Writing a Notice or Announcement

  • Purpose: Inform the public about an event or situation.
  • Text Structure:
  • Clear Heading: Identify the event or notice.
  • Details: Provide all necessary information like date, time, and place.

  • Language Features:

  • Formal and Concise: Use straightforward language.
  • Present or Future Tense: Depending on the nature of the announcement.

Writing an Imaginative Response

  • Purpose: Express feelings or thoughts inspired by an image, event, or text.
  • Text Structure:
  • Introduction: Briefly introduce what you are responding to.
  • Body: Describe your thoughts and feelings.
  • Conclusion: Summarize your reflections.

  • Language Features:

  • Descriptive Language: Use vivid adjectives and adverbs.
  • Figurative Language: Similes, metaphors to add depth.

Writing Texts for the Classified Section

  • Purpose: Advertise items or services in a concise manner.
  • Text Structure:
  • Headline: Short and attention-grabbing.
  • Details: Essential information like price, contact info, brief description.

  • Language Features:

  • Concise: Use abbreviations and acronyms to save space.

Writing a Short Obituary

  • Purpose: Announce someone’s death and honor their life.
  • Text Structure:
  • Name and Date: State the full name of the deceased and dates of birth and death.
  • Survivors: List close surviving family members.
  • Funeral Details: Include time, date, and place of the funeral【4:8†source】.

  • Language Features:

  • Respectful and Formal.

Writing an Email

  • Purpose: Communicate messages through electronic mail.
  • Text Structure:
  • Subject Line: Clear and summarizing the email’s content.
  • Greeting: Address the recipient appropriately.
  • Body: Clear, concise, divided into paragraphs.
  • Closing: Include a polite closing and your signature.

  • Language Features:

  • Formal or Informal: Depending on the recipient.
  • Clear and Direct.

Real-World Applications

  • Giving clear directions helps people find locations easily.
  • Procedural texts are essential for recipes, manuals, and instructions.
  • Advertisements can be used to sell products or services effectively.
  • Writing notices or announcements is important for community events and updates.
  • Classified ads help in buying and selling items quickly.
  • Obituaries provide a respectful way to inform about someone’s passing.
  • Emails are a staple of professional and personal communication.

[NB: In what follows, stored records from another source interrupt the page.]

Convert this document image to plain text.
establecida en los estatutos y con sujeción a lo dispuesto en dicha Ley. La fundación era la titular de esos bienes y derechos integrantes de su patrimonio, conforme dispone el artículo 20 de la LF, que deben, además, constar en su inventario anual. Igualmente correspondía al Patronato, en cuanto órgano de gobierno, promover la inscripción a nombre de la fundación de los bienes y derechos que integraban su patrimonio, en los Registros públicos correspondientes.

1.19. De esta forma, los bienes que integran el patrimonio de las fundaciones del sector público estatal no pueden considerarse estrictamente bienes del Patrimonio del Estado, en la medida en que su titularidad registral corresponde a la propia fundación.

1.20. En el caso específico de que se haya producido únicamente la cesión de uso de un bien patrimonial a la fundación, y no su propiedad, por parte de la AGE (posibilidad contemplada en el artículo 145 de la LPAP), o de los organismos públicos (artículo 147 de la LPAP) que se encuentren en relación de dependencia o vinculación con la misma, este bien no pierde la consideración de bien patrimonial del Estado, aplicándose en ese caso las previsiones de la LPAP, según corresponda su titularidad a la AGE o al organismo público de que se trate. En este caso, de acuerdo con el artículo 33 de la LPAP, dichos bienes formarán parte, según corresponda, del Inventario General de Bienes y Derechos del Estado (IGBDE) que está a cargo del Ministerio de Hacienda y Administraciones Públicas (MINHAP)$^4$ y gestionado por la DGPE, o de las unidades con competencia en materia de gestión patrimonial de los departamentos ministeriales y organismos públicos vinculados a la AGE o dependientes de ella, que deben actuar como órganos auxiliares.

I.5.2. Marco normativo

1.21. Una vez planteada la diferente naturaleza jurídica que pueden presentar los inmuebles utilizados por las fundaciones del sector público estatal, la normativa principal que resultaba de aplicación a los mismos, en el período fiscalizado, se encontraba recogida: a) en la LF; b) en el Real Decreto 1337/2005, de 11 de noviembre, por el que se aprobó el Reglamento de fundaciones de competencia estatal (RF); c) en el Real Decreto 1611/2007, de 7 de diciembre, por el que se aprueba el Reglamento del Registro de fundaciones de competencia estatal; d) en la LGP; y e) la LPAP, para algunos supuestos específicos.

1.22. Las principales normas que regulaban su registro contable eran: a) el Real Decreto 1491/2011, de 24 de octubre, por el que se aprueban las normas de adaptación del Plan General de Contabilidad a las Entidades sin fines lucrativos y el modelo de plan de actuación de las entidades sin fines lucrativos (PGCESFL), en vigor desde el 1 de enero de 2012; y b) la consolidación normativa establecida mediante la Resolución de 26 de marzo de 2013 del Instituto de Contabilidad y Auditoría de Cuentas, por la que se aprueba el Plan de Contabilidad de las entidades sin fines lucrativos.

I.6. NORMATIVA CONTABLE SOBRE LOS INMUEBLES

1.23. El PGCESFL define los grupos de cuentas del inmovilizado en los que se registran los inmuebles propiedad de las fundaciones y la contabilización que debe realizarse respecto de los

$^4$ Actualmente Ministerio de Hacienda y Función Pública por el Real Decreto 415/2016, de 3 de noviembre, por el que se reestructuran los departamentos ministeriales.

Common Misconceptions and Errors

  • Directions: Avoid vague terms; always be specific.
  • Procedures: Ensure steps are in the right order.
  • Advertisements: Don’t overload with information.
  • Notices: Avoid leaving out essential details.
  • Emails: Keep subject lines clear and relevant.

Practice and Review

  1. Write Directions: Practice by directing someone to a local landmark.
  2. Create an Advertisement: Design an ad for a school event.
  3. Draft an Email: Respond to a formal invitation.

For further practice, explore resources that provide exercises and model texts to enhance your skills.

Summary and Quick Review

  • Shorter transactional texts: Essential for clear, concise communication.
  • Key aspects: Understand text structure and language features.
  • Application: Useful in everyday scenarios like giving directions, writing emails, and creating advertisements.

Additional Resources

By mastering these various forms of shorter transactional texts, you will be equipped to handle numerous writing tasks efficiently in both your academic and personal life.